Bolles v. International Specialties Co.
This text of 110 N.Y.S. 882 (Bolles v. International Specialties Co.) is published on Counsel Stack Legal Research, covering Appellate Terms of the Supreme Court of New York primary law. Counsel Stack provides free access to over 12 million legal documents including statutes, case law, regulations, and constitutions.
Opinion
There is no merit in any of the grounds advanced by the appellant for a reversal. The plaintiff did not resign prior to' March, 1907, and it is plain from the testimony of the defendant’s secretary that it was not understood that he had done so.
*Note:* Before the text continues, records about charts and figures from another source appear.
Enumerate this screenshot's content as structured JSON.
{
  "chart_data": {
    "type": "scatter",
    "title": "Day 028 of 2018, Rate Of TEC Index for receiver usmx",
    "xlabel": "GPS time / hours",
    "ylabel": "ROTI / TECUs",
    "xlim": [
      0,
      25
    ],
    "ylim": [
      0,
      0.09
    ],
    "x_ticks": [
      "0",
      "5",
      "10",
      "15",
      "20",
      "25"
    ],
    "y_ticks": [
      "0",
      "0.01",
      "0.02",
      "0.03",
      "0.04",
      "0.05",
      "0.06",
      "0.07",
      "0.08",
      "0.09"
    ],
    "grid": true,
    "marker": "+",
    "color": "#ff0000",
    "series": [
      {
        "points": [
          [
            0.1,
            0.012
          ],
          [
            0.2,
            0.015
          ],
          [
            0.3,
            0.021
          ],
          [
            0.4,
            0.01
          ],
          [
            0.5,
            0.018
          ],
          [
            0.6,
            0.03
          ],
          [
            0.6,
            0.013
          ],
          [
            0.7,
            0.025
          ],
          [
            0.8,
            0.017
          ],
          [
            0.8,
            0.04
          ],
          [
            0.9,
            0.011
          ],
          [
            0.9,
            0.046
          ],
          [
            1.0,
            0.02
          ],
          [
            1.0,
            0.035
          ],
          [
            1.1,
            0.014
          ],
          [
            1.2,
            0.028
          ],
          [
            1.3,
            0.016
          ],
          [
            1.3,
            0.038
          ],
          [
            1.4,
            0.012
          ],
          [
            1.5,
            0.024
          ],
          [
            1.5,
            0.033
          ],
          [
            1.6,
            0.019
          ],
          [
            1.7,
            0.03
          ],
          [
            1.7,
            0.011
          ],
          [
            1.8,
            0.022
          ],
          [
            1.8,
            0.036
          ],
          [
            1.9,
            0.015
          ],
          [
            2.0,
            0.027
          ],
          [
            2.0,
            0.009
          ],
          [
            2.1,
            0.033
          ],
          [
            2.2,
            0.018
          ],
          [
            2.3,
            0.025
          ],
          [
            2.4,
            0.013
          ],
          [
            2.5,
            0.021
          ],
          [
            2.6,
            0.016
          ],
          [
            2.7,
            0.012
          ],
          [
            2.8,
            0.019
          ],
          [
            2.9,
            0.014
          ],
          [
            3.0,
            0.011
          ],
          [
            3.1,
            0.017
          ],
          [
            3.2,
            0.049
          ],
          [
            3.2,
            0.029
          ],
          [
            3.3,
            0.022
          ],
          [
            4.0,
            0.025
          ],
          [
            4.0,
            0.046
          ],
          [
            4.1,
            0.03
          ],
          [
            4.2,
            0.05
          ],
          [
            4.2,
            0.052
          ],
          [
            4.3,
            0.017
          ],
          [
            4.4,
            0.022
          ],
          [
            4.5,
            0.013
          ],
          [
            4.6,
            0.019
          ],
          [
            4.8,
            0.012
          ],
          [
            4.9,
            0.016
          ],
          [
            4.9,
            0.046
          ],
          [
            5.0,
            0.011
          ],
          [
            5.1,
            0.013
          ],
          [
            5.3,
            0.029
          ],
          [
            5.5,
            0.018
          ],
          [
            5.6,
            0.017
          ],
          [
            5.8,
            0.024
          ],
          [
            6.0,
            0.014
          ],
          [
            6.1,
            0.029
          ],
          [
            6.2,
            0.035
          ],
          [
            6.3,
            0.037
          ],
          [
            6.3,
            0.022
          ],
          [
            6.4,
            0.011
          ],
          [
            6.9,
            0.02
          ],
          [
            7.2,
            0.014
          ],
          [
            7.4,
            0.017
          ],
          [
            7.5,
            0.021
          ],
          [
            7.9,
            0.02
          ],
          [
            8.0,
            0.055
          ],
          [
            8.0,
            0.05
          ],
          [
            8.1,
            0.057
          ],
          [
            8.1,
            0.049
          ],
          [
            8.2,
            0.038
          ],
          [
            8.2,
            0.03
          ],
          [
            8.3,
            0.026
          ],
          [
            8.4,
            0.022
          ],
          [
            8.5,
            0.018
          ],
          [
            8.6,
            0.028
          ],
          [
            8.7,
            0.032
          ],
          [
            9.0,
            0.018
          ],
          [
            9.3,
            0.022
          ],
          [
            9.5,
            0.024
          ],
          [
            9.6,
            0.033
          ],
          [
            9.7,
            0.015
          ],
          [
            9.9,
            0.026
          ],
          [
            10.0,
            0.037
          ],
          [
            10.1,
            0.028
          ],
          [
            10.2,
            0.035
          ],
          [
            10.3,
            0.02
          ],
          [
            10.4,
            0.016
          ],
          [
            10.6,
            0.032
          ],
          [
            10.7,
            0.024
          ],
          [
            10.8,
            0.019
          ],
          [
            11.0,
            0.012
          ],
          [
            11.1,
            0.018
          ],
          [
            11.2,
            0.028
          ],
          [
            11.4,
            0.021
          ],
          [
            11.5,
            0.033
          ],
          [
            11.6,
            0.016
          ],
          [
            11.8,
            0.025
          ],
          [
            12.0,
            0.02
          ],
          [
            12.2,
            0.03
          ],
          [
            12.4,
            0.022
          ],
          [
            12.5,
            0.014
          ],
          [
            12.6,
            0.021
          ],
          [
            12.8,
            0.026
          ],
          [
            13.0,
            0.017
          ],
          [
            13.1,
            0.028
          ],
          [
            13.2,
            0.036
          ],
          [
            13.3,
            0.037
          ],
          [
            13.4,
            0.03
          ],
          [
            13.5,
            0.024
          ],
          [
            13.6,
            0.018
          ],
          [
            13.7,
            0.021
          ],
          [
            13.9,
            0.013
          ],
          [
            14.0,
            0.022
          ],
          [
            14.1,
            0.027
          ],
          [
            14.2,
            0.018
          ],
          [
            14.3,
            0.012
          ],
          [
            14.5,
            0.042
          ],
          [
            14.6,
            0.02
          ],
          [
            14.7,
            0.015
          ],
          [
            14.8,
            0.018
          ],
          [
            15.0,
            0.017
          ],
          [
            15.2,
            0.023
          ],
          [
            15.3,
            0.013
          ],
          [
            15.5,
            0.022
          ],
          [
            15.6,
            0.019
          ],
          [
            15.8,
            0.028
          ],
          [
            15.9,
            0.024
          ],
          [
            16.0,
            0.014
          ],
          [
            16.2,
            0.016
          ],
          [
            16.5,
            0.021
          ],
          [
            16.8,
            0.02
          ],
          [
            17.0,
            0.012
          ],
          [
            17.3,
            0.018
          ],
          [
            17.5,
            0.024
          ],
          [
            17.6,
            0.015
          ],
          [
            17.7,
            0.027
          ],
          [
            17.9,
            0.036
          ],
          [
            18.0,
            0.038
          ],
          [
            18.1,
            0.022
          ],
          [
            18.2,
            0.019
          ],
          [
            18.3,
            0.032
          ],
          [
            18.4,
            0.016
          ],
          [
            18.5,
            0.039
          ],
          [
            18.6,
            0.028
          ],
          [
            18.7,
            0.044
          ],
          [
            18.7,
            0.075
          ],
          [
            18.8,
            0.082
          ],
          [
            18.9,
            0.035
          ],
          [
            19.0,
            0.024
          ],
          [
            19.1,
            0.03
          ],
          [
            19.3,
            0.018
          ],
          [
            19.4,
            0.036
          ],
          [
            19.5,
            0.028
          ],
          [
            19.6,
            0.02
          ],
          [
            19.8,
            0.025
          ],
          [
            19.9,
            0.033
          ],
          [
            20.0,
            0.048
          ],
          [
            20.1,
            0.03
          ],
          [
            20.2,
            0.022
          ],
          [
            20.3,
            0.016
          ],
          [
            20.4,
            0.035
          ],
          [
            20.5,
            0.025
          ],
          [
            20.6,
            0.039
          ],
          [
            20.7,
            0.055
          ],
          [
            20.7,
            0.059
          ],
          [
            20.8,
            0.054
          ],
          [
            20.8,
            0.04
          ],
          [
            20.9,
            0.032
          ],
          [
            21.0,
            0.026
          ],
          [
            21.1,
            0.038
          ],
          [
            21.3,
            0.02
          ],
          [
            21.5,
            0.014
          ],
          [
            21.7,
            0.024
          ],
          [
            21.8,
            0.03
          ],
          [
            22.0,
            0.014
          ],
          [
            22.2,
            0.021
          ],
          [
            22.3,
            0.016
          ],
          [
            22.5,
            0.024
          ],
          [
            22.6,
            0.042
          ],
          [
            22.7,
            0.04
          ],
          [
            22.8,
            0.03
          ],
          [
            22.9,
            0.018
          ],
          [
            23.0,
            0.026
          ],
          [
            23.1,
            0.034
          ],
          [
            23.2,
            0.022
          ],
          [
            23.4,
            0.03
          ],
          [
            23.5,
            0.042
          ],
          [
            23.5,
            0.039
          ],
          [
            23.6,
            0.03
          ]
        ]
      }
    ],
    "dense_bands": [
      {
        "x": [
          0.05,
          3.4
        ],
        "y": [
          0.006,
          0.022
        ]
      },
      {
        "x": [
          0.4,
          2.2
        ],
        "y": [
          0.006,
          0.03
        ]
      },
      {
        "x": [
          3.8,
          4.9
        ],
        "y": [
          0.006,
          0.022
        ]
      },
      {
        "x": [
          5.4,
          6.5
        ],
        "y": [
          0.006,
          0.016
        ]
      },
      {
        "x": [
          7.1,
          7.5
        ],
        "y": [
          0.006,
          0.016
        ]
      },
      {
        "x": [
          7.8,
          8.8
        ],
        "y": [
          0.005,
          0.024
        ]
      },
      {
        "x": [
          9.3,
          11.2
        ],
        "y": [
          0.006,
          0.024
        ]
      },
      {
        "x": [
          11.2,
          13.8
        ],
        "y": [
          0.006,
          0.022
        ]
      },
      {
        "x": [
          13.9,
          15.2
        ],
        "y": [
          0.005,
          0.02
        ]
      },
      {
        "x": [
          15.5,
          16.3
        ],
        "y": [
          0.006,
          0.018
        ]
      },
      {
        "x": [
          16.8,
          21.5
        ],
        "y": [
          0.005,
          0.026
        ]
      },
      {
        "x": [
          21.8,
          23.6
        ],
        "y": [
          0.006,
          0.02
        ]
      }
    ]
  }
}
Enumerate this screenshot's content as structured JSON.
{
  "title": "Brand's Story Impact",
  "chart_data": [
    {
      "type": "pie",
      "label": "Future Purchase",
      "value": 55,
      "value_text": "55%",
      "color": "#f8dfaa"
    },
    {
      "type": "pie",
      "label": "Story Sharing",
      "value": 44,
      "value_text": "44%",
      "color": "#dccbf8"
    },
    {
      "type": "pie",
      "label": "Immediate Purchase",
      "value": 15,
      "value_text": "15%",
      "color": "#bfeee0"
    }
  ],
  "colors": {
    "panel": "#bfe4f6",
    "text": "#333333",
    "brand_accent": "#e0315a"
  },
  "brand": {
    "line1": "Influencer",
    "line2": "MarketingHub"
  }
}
The plaintiff’s cablegram of February 28th, in answer to the defendant’s cablegram to him of February 23d, was only an expression of an expectation to resign. After that the defendant’s letter of February 19th was received by the plaintiff, who at once (on March 3d) cabled that he would resume work and remain until the matters under discussion were séttled.
The claim that the proposals contained in the defendant’s cablegrams and letters of about the date mentioned were too indefinite to constitute a contract is doubtless correct; but it is not a question of whether a contract was entered into, but whether an existing con[883]*883tract was terminated by the correspondence. It was not. sufficiently definite either to make or to end a contract. The parties were both left in the same situation after the correspondence as they were before, and it is plain that both so understood it. So far as the plaintiff’s living expenses are concerned, the defendant had paid them during all the months before the controversy arose, and it is too late now to take the position that they were not intended to be included under the agreement.
The judgment should be affirmed, with costs.